While working with a marketing and graphic design company, I used to take client orders and re-orders for stationery. One day a client who hadn't re-ordered in over three years called to update their stationery with a new address and print the updated version. At the time that the client originally had his design done, our firm would not confer copyrights to clients; for the low rates that we had been charging, clients had to come to us exclusively for edits and reprints. In later years, when this client called for the reprint, however, we relaxed this policy. In fact, we would even release old files to unprofitable clients and encourage them to go elsewhere.
We keep all of our old client files backed-up, so I had a junior designer pull up the most recent version of the files (verified by our billing records), make the needed updates, and email PDFs to the client.

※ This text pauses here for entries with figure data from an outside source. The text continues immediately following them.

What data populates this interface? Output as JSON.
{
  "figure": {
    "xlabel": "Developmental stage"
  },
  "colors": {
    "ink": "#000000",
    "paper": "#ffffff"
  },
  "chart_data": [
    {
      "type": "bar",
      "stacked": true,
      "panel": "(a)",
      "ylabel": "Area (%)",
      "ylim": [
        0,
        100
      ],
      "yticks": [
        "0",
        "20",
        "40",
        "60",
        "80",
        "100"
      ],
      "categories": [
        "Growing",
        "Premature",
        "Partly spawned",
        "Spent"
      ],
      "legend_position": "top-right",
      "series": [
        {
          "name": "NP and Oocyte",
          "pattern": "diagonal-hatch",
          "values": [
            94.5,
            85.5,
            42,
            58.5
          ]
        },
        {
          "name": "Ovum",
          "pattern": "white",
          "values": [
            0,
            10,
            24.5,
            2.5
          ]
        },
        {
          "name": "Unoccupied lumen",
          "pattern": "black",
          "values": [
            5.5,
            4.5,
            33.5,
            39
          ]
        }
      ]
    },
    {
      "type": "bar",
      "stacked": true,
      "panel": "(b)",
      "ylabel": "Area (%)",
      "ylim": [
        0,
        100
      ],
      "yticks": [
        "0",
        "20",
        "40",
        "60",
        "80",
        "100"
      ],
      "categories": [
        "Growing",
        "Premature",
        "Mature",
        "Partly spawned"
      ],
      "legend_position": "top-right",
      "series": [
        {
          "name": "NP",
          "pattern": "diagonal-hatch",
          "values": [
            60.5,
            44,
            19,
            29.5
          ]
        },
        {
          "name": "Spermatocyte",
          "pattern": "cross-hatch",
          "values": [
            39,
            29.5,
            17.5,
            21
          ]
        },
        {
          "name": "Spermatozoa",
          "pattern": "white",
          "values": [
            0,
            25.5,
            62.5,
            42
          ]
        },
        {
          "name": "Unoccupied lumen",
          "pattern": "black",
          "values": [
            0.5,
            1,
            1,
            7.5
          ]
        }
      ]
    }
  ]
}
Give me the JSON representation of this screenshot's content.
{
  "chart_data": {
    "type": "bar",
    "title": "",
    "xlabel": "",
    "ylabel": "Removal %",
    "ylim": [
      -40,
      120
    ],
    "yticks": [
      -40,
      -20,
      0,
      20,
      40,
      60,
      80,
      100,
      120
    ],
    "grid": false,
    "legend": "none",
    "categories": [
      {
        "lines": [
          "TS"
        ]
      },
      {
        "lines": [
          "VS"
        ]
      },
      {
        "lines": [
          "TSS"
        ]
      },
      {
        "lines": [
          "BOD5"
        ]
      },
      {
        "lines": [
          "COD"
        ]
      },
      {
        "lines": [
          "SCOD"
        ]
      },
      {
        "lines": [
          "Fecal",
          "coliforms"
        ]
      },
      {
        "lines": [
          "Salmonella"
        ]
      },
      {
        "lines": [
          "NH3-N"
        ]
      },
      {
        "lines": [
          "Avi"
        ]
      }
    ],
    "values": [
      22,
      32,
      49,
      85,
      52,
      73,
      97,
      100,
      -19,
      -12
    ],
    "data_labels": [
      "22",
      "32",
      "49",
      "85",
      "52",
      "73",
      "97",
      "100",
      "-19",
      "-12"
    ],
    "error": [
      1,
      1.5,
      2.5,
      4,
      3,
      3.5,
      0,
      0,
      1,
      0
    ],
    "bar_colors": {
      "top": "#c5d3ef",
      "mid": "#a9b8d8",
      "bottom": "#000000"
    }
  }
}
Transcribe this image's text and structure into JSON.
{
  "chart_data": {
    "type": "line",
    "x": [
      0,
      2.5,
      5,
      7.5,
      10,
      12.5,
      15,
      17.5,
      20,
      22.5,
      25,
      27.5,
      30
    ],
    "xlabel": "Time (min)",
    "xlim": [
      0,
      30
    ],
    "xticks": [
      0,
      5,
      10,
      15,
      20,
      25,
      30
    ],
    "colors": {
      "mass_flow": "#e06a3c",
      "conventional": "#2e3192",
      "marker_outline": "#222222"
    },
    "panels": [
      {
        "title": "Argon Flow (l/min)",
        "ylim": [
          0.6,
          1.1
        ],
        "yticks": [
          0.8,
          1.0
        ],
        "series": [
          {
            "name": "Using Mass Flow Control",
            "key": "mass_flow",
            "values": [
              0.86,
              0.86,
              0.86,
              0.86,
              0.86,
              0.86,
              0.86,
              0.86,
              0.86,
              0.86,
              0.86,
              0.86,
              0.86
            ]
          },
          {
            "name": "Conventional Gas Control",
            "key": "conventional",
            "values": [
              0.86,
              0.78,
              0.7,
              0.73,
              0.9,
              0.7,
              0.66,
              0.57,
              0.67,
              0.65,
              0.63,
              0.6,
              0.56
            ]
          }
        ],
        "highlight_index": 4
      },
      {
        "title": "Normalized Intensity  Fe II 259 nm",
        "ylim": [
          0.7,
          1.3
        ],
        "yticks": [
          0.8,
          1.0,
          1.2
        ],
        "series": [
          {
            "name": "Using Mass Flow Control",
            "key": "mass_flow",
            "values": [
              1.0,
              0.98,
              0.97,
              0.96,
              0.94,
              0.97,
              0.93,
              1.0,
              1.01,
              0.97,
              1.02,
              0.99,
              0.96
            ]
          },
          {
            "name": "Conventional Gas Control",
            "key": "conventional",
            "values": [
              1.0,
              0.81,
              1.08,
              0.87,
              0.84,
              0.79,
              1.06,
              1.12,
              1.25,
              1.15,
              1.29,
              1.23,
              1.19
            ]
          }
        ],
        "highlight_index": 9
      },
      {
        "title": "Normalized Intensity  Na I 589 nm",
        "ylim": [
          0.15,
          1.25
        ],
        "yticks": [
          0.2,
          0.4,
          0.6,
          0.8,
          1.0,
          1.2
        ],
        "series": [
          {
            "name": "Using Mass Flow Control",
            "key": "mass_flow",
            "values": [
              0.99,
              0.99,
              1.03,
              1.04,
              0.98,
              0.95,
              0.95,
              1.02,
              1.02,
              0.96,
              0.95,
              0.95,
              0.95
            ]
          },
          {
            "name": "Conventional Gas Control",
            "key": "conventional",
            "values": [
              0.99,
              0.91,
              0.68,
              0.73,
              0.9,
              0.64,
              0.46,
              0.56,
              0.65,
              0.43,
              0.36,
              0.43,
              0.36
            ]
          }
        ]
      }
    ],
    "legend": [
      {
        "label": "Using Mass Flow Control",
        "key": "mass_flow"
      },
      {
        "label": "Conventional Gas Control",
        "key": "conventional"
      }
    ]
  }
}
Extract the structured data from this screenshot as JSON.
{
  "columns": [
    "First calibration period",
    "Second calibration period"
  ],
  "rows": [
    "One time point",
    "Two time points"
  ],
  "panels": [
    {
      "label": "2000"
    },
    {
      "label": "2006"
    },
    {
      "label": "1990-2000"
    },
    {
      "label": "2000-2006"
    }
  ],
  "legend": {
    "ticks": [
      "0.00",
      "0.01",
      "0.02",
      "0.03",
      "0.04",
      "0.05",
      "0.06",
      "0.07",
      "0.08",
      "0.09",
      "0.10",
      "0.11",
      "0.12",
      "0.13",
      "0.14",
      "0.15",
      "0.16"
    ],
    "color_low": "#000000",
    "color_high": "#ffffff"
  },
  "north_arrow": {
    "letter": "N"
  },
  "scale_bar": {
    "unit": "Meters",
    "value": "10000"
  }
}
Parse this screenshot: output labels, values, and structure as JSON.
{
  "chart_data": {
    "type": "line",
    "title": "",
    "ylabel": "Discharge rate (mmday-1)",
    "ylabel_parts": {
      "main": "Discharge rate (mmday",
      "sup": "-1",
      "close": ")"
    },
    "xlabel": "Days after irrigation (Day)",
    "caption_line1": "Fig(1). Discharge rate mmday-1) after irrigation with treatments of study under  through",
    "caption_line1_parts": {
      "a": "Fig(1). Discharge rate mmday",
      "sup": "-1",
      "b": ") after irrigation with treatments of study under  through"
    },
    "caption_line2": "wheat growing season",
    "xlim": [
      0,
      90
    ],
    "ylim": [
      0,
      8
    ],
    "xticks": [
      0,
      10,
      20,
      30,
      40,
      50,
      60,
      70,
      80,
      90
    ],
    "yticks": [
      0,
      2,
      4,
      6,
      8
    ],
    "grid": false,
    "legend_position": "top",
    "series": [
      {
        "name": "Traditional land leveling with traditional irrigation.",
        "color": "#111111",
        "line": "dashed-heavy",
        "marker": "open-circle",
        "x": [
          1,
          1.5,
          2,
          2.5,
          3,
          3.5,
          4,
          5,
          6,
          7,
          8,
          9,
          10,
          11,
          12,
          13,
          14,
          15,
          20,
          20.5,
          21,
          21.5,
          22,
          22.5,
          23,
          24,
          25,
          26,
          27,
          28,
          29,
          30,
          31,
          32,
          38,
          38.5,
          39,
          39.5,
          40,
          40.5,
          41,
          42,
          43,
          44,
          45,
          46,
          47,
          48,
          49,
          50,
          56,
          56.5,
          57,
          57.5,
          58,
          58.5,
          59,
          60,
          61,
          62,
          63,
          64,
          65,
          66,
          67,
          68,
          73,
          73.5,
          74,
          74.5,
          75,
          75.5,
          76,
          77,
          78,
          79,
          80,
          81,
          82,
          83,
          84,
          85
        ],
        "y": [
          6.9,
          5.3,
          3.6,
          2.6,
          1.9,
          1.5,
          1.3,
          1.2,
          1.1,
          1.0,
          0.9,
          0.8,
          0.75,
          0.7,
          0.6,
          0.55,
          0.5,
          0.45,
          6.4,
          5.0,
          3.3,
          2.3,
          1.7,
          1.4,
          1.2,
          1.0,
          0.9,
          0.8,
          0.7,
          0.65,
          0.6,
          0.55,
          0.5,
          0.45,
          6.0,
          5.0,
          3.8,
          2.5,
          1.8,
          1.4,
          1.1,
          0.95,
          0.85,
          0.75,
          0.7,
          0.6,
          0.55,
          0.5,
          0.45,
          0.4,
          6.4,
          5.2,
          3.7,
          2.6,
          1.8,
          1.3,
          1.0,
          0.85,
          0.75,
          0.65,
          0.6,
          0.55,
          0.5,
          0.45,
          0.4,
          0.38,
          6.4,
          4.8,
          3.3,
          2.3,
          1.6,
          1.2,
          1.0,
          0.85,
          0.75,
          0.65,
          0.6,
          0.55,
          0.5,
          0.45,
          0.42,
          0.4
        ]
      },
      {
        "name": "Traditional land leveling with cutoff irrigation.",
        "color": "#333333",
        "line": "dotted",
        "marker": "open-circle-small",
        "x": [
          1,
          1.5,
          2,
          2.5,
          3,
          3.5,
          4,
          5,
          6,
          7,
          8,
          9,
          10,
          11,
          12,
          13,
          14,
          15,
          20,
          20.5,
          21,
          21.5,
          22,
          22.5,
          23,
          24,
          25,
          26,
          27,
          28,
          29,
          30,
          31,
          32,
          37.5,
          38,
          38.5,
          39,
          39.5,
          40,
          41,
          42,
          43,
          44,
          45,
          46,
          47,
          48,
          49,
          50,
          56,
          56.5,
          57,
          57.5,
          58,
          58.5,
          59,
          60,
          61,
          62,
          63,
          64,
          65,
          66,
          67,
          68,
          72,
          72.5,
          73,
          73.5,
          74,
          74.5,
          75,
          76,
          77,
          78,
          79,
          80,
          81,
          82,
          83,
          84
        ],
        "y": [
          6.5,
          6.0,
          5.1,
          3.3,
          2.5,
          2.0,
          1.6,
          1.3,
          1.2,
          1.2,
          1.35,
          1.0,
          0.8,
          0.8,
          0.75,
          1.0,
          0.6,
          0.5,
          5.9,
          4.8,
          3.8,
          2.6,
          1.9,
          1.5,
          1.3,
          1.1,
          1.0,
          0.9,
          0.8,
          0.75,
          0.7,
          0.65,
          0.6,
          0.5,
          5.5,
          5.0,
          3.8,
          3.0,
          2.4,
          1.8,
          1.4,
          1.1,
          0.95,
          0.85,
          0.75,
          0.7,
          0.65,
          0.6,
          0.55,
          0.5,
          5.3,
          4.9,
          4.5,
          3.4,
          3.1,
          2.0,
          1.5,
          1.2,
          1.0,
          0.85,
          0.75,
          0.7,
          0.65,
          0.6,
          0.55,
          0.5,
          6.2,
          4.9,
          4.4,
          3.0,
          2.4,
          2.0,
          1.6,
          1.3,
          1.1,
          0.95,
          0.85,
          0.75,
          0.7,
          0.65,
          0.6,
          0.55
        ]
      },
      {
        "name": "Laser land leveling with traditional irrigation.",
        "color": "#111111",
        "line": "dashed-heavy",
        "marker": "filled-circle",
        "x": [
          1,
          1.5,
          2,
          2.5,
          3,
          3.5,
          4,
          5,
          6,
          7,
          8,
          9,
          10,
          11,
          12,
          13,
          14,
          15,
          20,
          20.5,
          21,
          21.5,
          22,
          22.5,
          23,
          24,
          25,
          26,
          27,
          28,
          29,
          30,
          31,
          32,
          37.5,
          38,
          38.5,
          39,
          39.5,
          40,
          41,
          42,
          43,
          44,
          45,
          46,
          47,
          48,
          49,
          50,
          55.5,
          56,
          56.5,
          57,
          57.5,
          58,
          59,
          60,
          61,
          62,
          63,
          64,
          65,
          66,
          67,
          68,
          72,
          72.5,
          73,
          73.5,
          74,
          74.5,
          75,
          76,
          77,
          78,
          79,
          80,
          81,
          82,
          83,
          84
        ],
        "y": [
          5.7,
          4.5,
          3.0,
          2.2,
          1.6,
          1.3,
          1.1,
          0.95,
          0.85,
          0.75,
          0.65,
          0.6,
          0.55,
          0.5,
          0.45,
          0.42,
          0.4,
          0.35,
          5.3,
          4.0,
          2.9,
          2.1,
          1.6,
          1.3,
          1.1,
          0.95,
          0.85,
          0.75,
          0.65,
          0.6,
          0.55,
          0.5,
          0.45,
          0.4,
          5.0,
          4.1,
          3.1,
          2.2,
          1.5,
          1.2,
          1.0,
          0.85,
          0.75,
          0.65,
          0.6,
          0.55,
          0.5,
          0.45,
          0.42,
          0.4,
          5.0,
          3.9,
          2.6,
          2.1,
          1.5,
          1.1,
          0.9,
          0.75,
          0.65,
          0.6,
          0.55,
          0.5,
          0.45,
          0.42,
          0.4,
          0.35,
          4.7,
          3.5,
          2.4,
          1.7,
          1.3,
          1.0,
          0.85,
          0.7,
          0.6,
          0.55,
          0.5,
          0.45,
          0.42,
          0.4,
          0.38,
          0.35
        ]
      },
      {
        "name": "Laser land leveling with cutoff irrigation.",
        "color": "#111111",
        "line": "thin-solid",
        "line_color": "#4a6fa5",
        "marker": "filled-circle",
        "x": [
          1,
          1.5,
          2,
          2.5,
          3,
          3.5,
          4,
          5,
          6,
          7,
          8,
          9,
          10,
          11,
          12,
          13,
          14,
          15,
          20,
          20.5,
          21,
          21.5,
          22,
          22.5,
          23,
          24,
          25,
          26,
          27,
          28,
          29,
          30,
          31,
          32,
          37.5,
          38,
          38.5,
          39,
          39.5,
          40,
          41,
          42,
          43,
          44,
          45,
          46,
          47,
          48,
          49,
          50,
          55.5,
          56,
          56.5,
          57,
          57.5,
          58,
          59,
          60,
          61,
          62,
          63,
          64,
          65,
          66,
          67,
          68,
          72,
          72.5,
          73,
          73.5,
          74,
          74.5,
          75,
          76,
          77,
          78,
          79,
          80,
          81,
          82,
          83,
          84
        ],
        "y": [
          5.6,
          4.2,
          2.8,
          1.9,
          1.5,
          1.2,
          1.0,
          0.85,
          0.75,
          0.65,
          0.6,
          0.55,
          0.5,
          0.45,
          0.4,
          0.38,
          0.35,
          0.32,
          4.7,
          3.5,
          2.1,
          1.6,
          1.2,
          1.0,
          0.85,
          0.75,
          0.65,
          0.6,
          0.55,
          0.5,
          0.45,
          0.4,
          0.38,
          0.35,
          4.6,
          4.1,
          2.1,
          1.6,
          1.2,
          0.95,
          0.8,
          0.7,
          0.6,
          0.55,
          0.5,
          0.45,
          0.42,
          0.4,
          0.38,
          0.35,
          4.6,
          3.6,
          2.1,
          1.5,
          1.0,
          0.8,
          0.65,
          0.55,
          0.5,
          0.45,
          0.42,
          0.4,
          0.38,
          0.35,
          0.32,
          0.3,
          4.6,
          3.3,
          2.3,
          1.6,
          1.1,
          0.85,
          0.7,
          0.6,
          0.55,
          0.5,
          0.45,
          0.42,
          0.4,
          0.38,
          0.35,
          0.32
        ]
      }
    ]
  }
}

The client then called me several times to say that the files we were sending him didn't look right, could we move this here, shorten that, change the font, etc? I walked him through adjusting his printer settings, but still the calls persisted.
Eventually, I went to his office to straighten things out. I asked for samples of his stationery items and compared them against my samples. The files had been updated by another designer - fonts, margins, everything had been changed ever so slightly. I explained, calmly, that his stationery had been updated and printed by someone else as it didn't match our most recent files. I let him know that this wasn't a problem, per se, but I needed to get the most recent files from whoever the designer had been. I further explained that this would be the most inexpensive and accurate way to update and reprint his stationery so that it would look like the version he was currently using.
Client looked me straight in the eye and denied that anyone but my company had ever printed his stationery. Then I'm not sure how he'd been getting by on the 200 sheets of letterhead he ordered three years ago. I'm also not sure who in our office redesigned his stationery as an unbillable project.